I'm trying to remember where I'd heard of Wallace Stegner before. Maybe I just vaguely remember his name from the list of Pulitzer Prize-winners (which he won for Angle of Repose, back when I was planning to read all of them [which I still might do, eventually]), but several of my aunts recommended Crossing to Safety when I asked for recommendations on Facebook and his name was recognizable enough that I wanted to check out this book as one of the first from that massive list. And I'm very happy I did--this book was a beautiful read and such a realistic look into friendships that I thoroughly enjoyed my time reading it. I didn't expect it to be one that I plowed through in a day or two, but I didn't really want to put it down after I got into the story. I was telling Tommy how I automatically sort the books I'm reading in my head into Good Literature and not good literature--just based on the quality of the writing style, basically, and how "serious" and worthy the book feels, and this definitely fell into the Good Literature category. (I love reading both types, obviously, but I love the feeling of reading high quality books that are beautifully written because it just feels enlightening and uplifting and educational even as I enjoy myself.)
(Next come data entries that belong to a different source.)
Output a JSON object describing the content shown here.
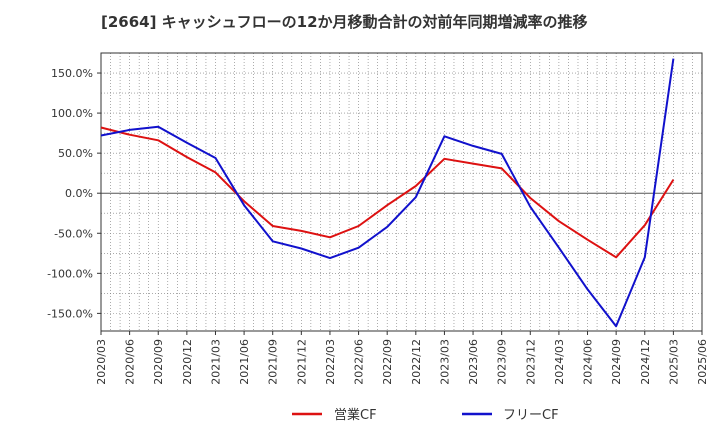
{
  "chart_data": {
    "type": "line",
    "title": "[2664]  キャッシュフローの12か月移動合計の対前年同期増減率の推移",
    "xlabel": "",
    "ylabel": "",
    "y_unit": "%",
    "ylim": [
      -172,
      175
    ],
    "yticks": [
      -150,
      -100,
      -50,
      0,
      50,
      100,
      150
    ],
    "xlim": [
      "2020/03",
      "2025/06"
    ],
    "x_tick_labels": [
      "2020/03",
      "2020/06",
      "2020/09",
      "2020/12",
      "2021/03",
      "2021/06",
      "2021/09",
      "2021/12",
      "2022/03",
      "2022/06",
      "2022/09",
      "2022/12",
      "2023/03",
      "2023/06",
      "2023/09",
      "2023/12",
      "2024/03",
      "2024/06",
      "2024/09",
      "2024/12",
      "2025/03",
      "2025/06"
    ],
    "grid": true,
    "legend_position": "bottom",
    "series": [
      {
        "name": "営業CF",
        "color": "#dd1111",
        "points": [
          [
            "2020/03",
            82
          ],
          [
            "2020/06",
            73
          ],
          [
            "2020/09",
            66
          ],
          [
            "2020/12",
            45
          ],
          [
            "2021/03",
            26
          ],
          [
            "2021/06",
            -10
          ],
          [
            "2021/09",
            -41
          ],
          [
            "2021/12",
            -47
          ],
          [
            "2022/03",
            -55
          ],
          [
            "2022/06",
            -41
          ],
          [
            "2022/09",
            -15
          ],
          [
            "2022/12",
            9
          ],
          [
            "2023/03",
            43
          ],
          [
            "2023/06",
            37
          ],
          [
            "2023/09",
            31
          ],
          [
            "2023/12",
            -6
          ],
          [
            "2024/03",
            -35
          ],
          [
            "2024/06",
            -58
          ],
          [
            "2024/09",
            -80
          ],
          [
            "2024/12",
            -40
          ],
          [
            "2025/03",
            17
          ]
        ]
      },
      {
        "name": "フリーCF",
        "color": "#1111cc",
        "points": [
          [
            "2020/03",
            72
          ],
          [
            "2020/06",
            79
          ],
          [
            "2020/09",
            83
          ],
          [
            "2020/12",
            63
          ],
          [
            "2021/03",
            44
          ],
          [
            "2021/06",
            -15
          ],
          [
            "2021/09",
            -60
          ],
          [
            "2021/12",
            -69
          ],
          [
            "2022/03",
            -81
          ],
          [
            "2022/06",
            -68
          ],
          [
            "2022/09",
            -42
          ],
          [
            "2022/12",
            -5
          ],
          [
            "2023/03",
            71
          ],
          [
            "2023/06",
            59
          ],
          [
            "2023/09",
            49
          ],
          [
            "2023/12",
            -17
          ],
          [
            "2024/03",
            -68
          ],
          [
            "2024/06",
            -120
          ],
          [
            "2024/09",
            -166
          ],
          [
            "2024/12",
            -80
          ],
          [
            "2025/03",
            168
          ]
        ]
      }
    ]
  }
}
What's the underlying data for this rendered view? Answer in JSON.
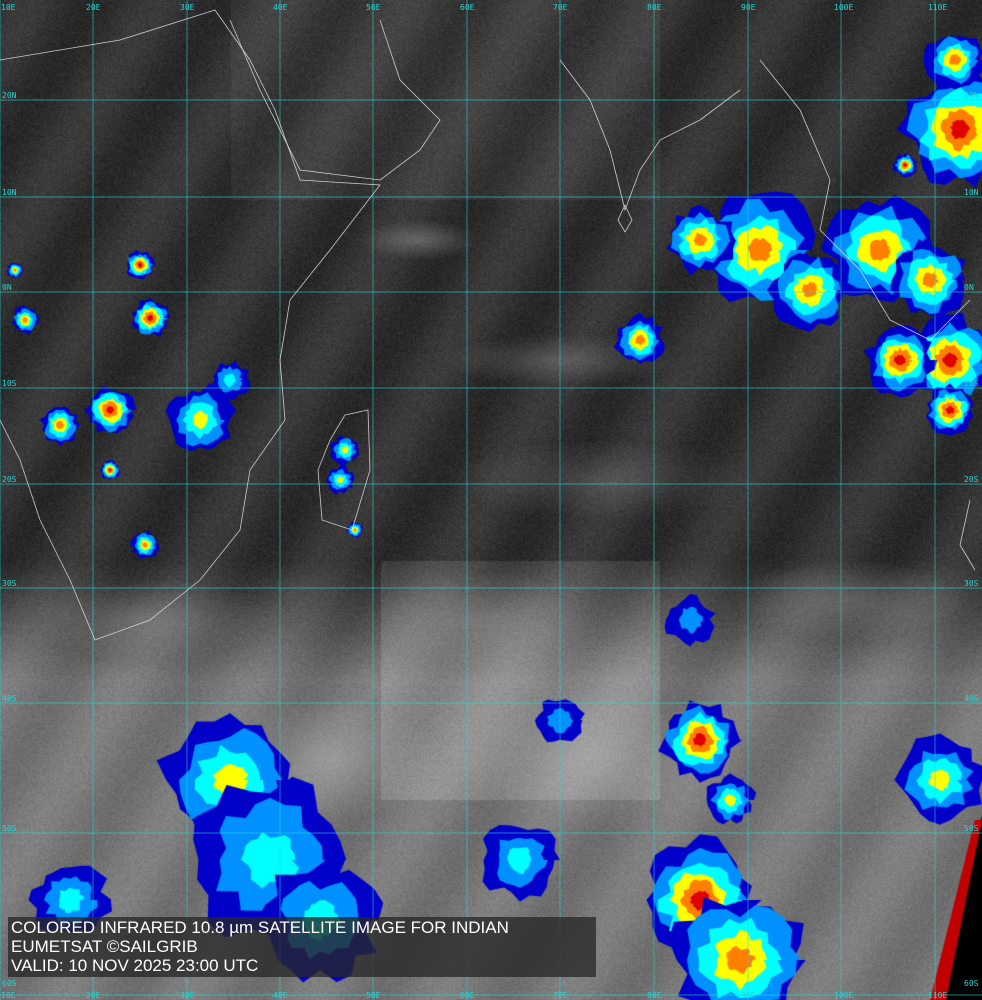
{
  "caption": {
    "line1": "COLORED INFRARED 10.8 µm SATELLITE IMAGE FOR INDIAN",
    "line2": "EUMETSAT ©SAILGRIB",
    "line3": "VALID:  10 NOV 2025 23:00 UTC"
  },
  "grid": {
    "longitudes": [
      "10E",
      "20E",
      "30E",
      "40E",
      "50E",
      "60E",
      "70E",
      "80E",
      "90E",
      "100E",
      "110E"
    ],
    "latitudes": [
      "20N",
      "10N",
      "0N",
      "10S",
      "20S",
      "30S",
      "40S",
      "50S",
      "60S"
    ]
  },
  "colors": {
    "grid": "#22d8d8",
    "coast": "#e8e8e8",
    "cold_cloud_ramp": [
      "#0000c8",
      "#0090ff",
      "#00ffff",
      "#ffff00",
      "#ff8000",
      "#e00000"
    ]
  }
}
The description on the back of the book is really true to what is in the book, but it totally falls flat in describing what the book is really about: "Tracing the lives, loves, and aspirations of two couples who move between Vermont and Wisconsin, it is a work of quiet majesty, deep compassion, and powerful insight into the alchemy of friendship and marriage." The couples are Larry and Sally Morgan (Larry is the narrator, and a writer himself), and Sid and Charity Lang, and the book tells the story of how they meet each other and become best friends, and the duration of their friendship over decades. So, yes, yes, it does have all that it says on the back of the book--but that doesn't encapsulate how true this book rings to real life. What I really loved was how the conversations between the characters felt so realistic, particularly those between the married couples, and how Stegner builds the relationships between the characters so gradually and so flawlessly, without telling you everything but showing you how things lay between them through their interactions. I also liked how the storyline was so un-flashy--there were no dramatic affairs or violence or any huge fireworks that are supposedly what you need to build your plot around as a writer; this was just everyday life, where friends are made so strongly and then slowly drift apart over time but still love each other fiercely. I associated so strongly with some parts of the story, like the dinner party where Sid and Charity and Larry and Sally really fall in "love" as friends, where they keep talking till the wee hours of the morning because they feel like they have found bosom friends in this other couple--whatever Stegner did to write that, I felt it and I recognized it because I have been at parties like that where you can talk about anything and you are all totally in your element and you know you are making great friends. And later, when you can just feel the strain between the parties because of who-knows-what has come between them--I can recognize that too (even without decades knowing friends!) and it all resonated strongly with me.
The narrator says, about his friends, "I didn't know myself well, and still don't. But I did know, and know now, the few people I loved and trusted. My feeling for them is one part of me I have never quarreled with, even though my relations with them have more than once been abrasive" (12). And that's basically what the story is about--being friends through thick and thin, through coming to know all of each other's faults, through lean times where you stay away.